What can be done to better retain effective multilingual teachers?
Sonia: Fifty-five percent of the teachers are thinking of leaving the profession. To be very honest, we need higher pay. It's hard to live on a teacher's salary. We need professional respect, we need a lot of resources, we need to find those bilingual teachers, those teachers that, you know, speak two, or three languages, and really make them believe that they're making a difference.
Carol: Streamlining the process of allowing teachers who have teaching experience in other countries to become certified would be one great idea that I have. Another idea is to go to our instructional assistants, and to our paraprofessionals, and streamline the process for them also to become certified. Additionally, the lack of equity really is a frustrating factor for a lot of the teachers that are bilingual and dual language teachers because we often purchase materials for the monolingual counterparts, and the materials are not fully available for our digital learning system (DLS) teachers.
What are some of the resources you use on a daily basis to ensure multilingual students are served properly?
Carol: Effective co-planning with dual language partners. In my capacity as a coach, it is really allowing myself the time to be able to co-plan effective lessons that are rigorous and that are content-driven, and that do not water down the content for our language learners but scaffold for their understanding. Creating lots of language-bridging activities, especially when switching from one language to the other, to make sure that the content is not lost.
In addition, we have professional learning communities (PLCs) in our building. These structured sessions, lasting one hour per week, are thoughtfully planned and data driven. Utilizing data to inform our instruction is the most effective way to maximize the limited time we have in the classroom.

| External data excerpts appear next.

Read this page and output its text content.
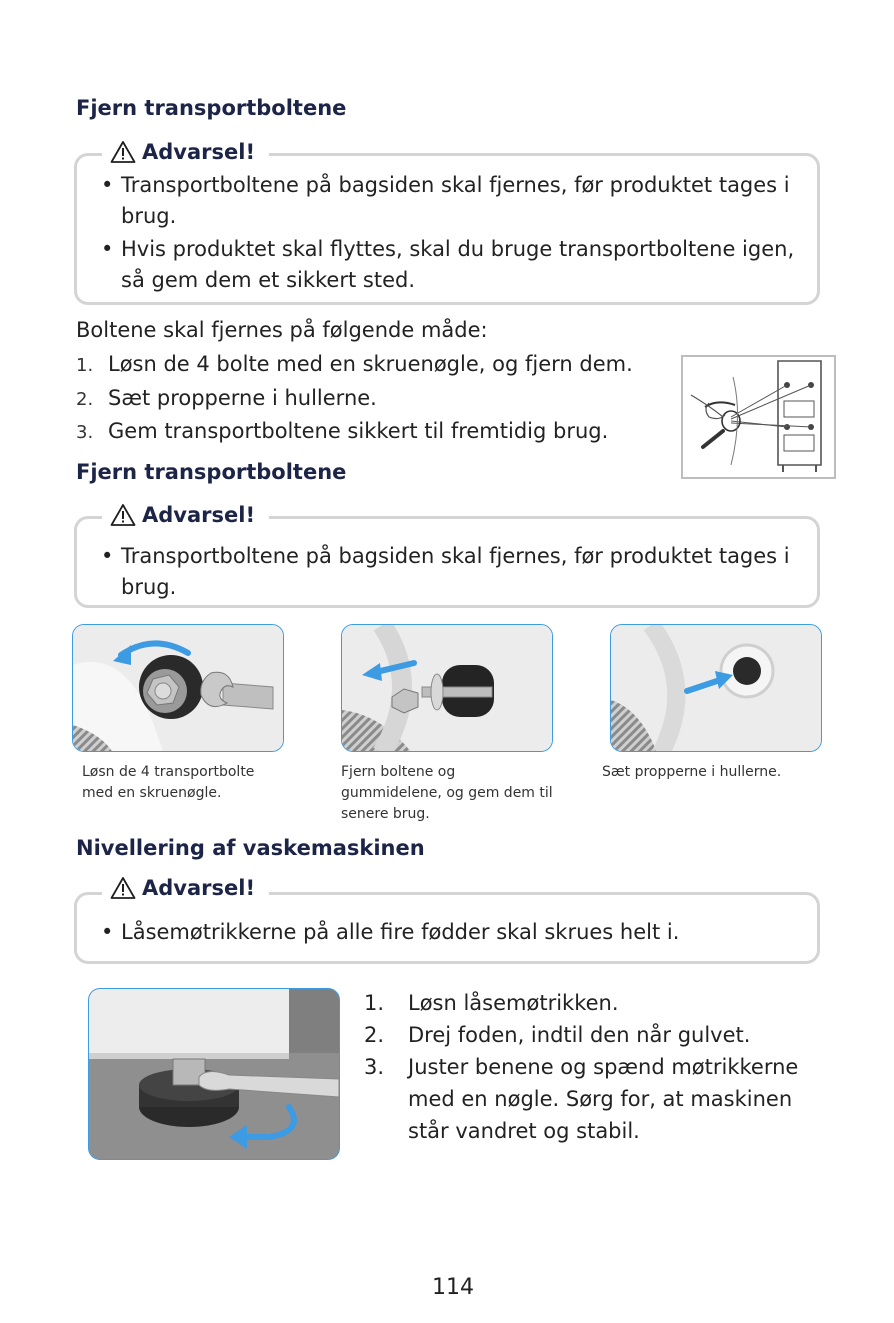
Fjern transportboltene
• Transportboltene på bagsiden skal fjernes, før produktet tages i brug.
• Hvis produktet skal flyttes, skal du bruge transportboltene igen, så gem dem et sikkert sted.
Advarsel!
Boltene skal fjernes på følgende måde:
1. Løsn de 4 bolte med en skruenøgle, og fjern dem.
2. Sæt propperne i hullerne.
3. Gem transportboltene sikkert til fremtidig brug.
Fjern transportboltene
• Transportboltene på bagsiden skal fjernes, før produktet tages i brug.
Advarsel!
Løsn de 4 transportbolte med en skruenøgle.
Fjern boltene og gummidelene, og gem dem til senere brug.
Sæt propperne i hullerne.
Nivellering af vaskemaskinen
• Låsemøtrikkerne på alle fire fødder skal skrues helt i.
Advarsel!
1. Løsn låsemøtrikken.
2. Drej foden, indtil den når gulvet.
3. Juster benene og spænd møtrikkerne med en nøgle. Sørg for, at maskinen står vandret og stabil.
114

What have been the most effective professional learning opportunities in your career as a multilingual educator?
Carol: I attended the NAST Summer Academy, where I took ELL 101, a full-week course. When I came back to my local chapter, I integrated some of the lessons into my coaching role with my staff, and the impact was immediate. Also, our school department created a series of professional developments in collaboration with the Center for Applied Linguistics, focusing on dual language principles. These sessions have been incredibly informative and empowering.
I also have sought out professional organizations like NABE and attended their conferences. I find that personalized professional development, where I have a say in choosing it for my own growth as an educator, is the most impactful. This way, you can take what you learn and go right back into your classroom and implement it.
Sonia: As a dual-language immersion chairperson for my district, I am in charge. It's one of my responsibilities to look for professional development. I collaborate with other teachers, and we share skills and ideas, and when I attend conferences, I love making those connections with other teachers. We can learn from each other.
What last thoughts would you like to leave with the audience about your role as a multilingual teacher?
Sonia: As the NABE Teacher of the Year, it's one of my goals to inspire others to follow their dream, to learn a second language, or a third language. I am grateful for the opportunity to share my story, and again, very proud to be bilingual.
Carol: I think this one's hard to wrap up in a few words, but being a teacher has been the most rewarding experience of my life, next to being a mom. It has been extremely rewarding in nurturing relationships, not just with my students and their families, but with the colleagues that I have worked with, that have inspired me and motivated me, and just been role models for me, as well.